Cuts will hamper our efforts where they are needed most
First full week done, then; only 38 to go! Normally I look forward to the start of term but somehow, for a variety of reasons, the year ahead fills me with foreboding.
The McCormac review is one. Ronnie Smith, EIS general secretary, commented recently that teachers await publication of the report with "trepidation" and I think that is true. The much-publicised Cosla submission certainly seemed to be setting teachers up in the sights of local authority hit-men and, yet, what disappointed most was not the cuts agenda the submission was predicated upon, but the appalling lack of insight into how education works.
It was, however, only one submission, and it is unlikely that McCormac will produce a report so unbalanced as to endorse the singularly blinkered view of local authority mandarins.
Elsewhere teachers have returned to find their own numbers shrunken and their class sizes larger. Teachers in England have been involved in strike action over pensions and it seems only a matter of time until Scottish teachers are forced to do likewise.
I had the opportunity to address the Scottish Parliament's education committee this week on pre-five education, instrumental tuition and looked-after and accommodated children.

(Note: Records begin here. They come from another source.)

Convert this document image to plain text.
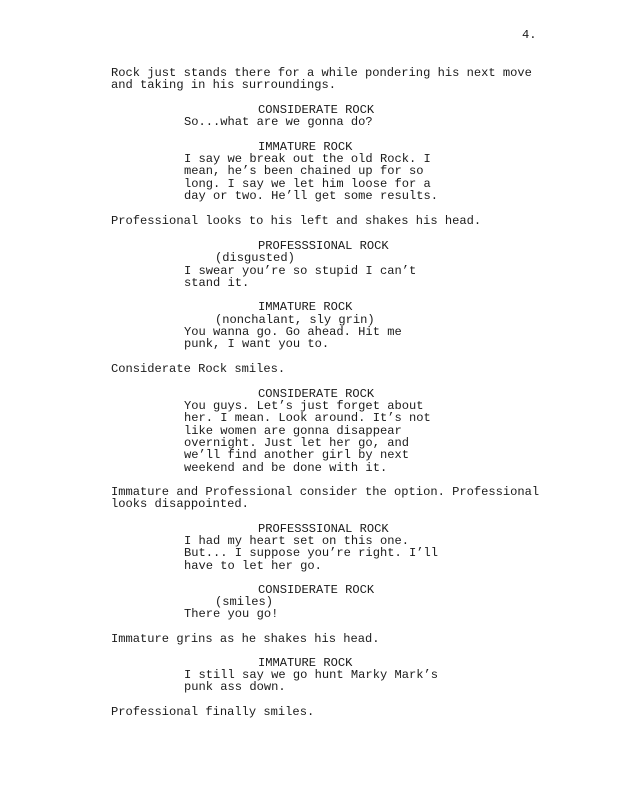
4.
Rock just stands there for a while pondering his next move
and taking in his surroundings.
CONSIDERATE ROCK
So...what are we gonna do?
IMMATURE ROCK
I say we break out the old Rock. I
mean, he’s been chained up for so
long. I say we let him loose for a
day or two. He’ll get some results.
Professional looks to his left and shakes his head.
PROFESSSIONAL ROCK
(disgusted)
I swear you’re so stupid I can’t
stand it.
IMMATURE ROCK
(nonchalant, sly grin)
You wanna go. Go ahead. Hit me
punk, I want you to.
Considerate Rock smiles.
CONSIDERATE ROCK
You guys. Let’s just forget about
her. I mean. Look around. It’s not
like women are gonna disappear
overnight. Just let her go, and
we’ll find another girl by next
weekend and be done with it.
Immature and Professional consider the option. Professional
looks disappointed.
PROFESSSIONAL ROCK
I had my heart set on this one.
But... I suppose you’re right. I’ll
have to let her go.
CONSIDERATE ROCK
(smiles)
There you go!
Immature grins as he shakes his head.
IMMATURE ROCK
I still say we go hunt Marky Mark’s
punk ass down.
Professional finally smiles.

These were all important areas to be considering, but the recurring theme of my presentation was how economic cutbacks were undermining everyone's efforts in these vital areas.
"We are all in this together," we are told - but that's simply untrue. As teachers, most of us enjoy the benefits of employment and stable careers, but in our classrooms on a daily basis many of us witness the impact of poverty and inequality on the aspirations and hopes of large numbers of children; and things are getting worse.
The recent disturbances in England saw children as young as 12 indulging in theft and vandalism. Politicians were quick to condemn the greed we witnessed on our screens, but in a period dominated by the parliamentary expenses scandal, bankers' bonuses and media corruption, there needs to be a sober reflection about the models of citizenship we present to our youth.
That's not to condone or excuse the violence and theft, but for many alienated youth it was an exercise in opportunism that revealed how small a stake they have in our communities.
But perhaps this rather bleak backdrop to the session ahead is a reminder of the importance of schools and education and our social mission to develop young people with a sense of their own voice, a sense of community and citizenship, a sense of hope even in difficult times. Qualities we can all invest in.
Larry Flanagan is EIS education convener, Educational Institute of Scotland.